AndroidでMindをどうやって動かすか(1)

 Mindは(Windows,Linuxとも)だいぶ以前から、コンパイラが「Mコード」と呼ぶ中間コードを生成し、(Mindで言う)「カーネル」の中にある「ディスパッチャ」と呼ぶごく小さなルーチンがそれを逐次実行する方式になっている。

 たとえばMindのオブジェクトコードは拡張子が .mco というバイナリファイルになっていおり、OSから見ると単なるデータファイルのように見えるがこれがプログラムの本体である。
 検討初期からAndroidでも基本的にこの機構のまま行けるだろうと思った。
 ちなみに現段階ではコンパイラはAndroid向けを別途作ったわけではなく、LinuxのMindコンパイラをそのまま使っている。
 MコードがOS非依存になっているおかげである。(将来的には内部の文字コードの関係から別開発の必要が生じるかも知れないが)

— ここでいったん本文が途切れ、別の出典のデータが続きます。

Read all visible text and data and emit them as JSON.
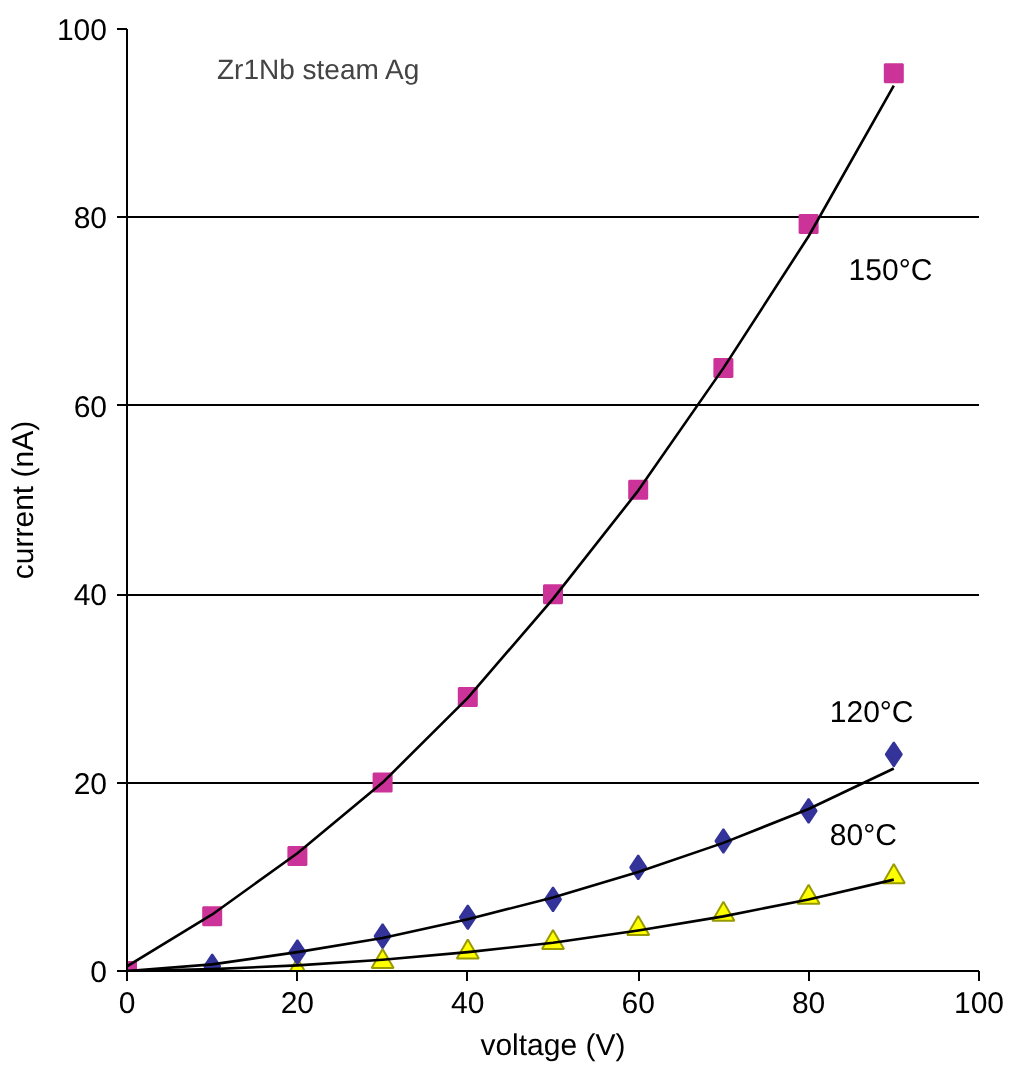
{
  "chart_data": {
    "type": "scatter",
    "xlabel": "voltage (V)",
    "ylabel": "current (nA)",
    "annotations": [
      "Zr1Nb steam Ag"
    ],
    "x": [
      0,
      10,
      20,
      30,
      40,
      50,
      60,
      70,
      80,
      90
    ],
    "series": [
      {
        "name": "150°C",
        "color": "#cc3399",
        "marker": "square",
        "values": [
          0,
          5.8,
          12.2,
          20,
          29.1,
          40,
          51.1,
          64,
          79.3,
          95.3
        ]
      },
      {
        "name": "120°C",
        "color": "#333399",
        "marker": "diamond",
        "values": [
          null,
          0.5,
          2,
          3.7,
          5.7,
          7.6,
          11,
          13.8,
          17,
          23
        ]
      },
      {
        "name": "80°C",
        "color": "#ffff00",
        "marker": "triangle",
        "values": [
          null,
          null,
          0,
          1,
          2,
          3,
          4.5,
          6,
          7.8,
          10
        ]
      },
      {
        "type": "line",
        "color": "#000000",
        "line_style": "solid",
        "values": [
          0.5,
          6,
          12.5,
          20,
          29,
          39.5,
          51,
          64,
          78,
          94
        ]
      },
      {
        "type": "line",
        "color": "#000000",
        "line_style": "solid",
        "values": [
          0,
          0.7,
          2,
          3.5,
          5.5,
          7.8,
          10.5,
          13.6,
          17.2,
          21.5
        ]
      },
      {
        "type": "line",
        "color": "#000000",
        "line_style": "solid",
        "values": [
          0,
          0.2,
          0.6,
          1.2,
          2,
          3,
          4.3,
          5.8,
          7.6,
          9.7
        ]
      }
    ],
    "xlim": [
      0,
      100
    ],
    "ylim": [
      0,
      100
    ],
    "xticks": [
      0,
      20,
      40,
      60,
      80,
      100
    ],
    "yticks": [
      0,
      20,
      40,
      60,
      80,
      100
    ],
    "grid": "y"
  }
}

 Androidではプログラム記述がJava必須となっている。しかし JNIという機構があり部分的に C, C++ で記述できることになっている。一方、現行のMindは「カーネル」(ディスパッチャやプリミティブな機能の定義部分)が C記述であるため、C を媒介にすることで間接的にMindを動かすことができるだろうと考えた。

 Java, C, Mind の処理分担を図で示すと以下のようになる。

001_3_cut_3.png

 図では三つが同じ分量のように見えるが、当然ながらユーザが記述したプログラムはMindのコードとなるため、プログラム規模が一定以上あればMindのコードが多くを占めることになる。
 これは重要な点だが、MindのソースコードをCやJavaに変換するわけではない。 CやJavaのプログラムも使うのは確かだが、それらはMindの実行時、最下位レベルではCPUやOSを駆動する必要からそこを経由するに過ぎない。

文字コードについて

 今のところ内部処理はLinux版のMindを(コンパイラ、ランタイムライブラリとも)そのままEUCコードで走らせており、Android側との境界でUTF-8に変換している。
 本来であればMindの内部処理もUnicodeにしておけば良いのだが、Mindの利点である高度な文字列操作を行うには同じUnicodeでも固定幅コード(Mindの実績ではUCS2)を使う必要があるため、Androidとの境界でコード変換が必要(たとえば UTF-8 ←→ UCS2)という点では変わりない。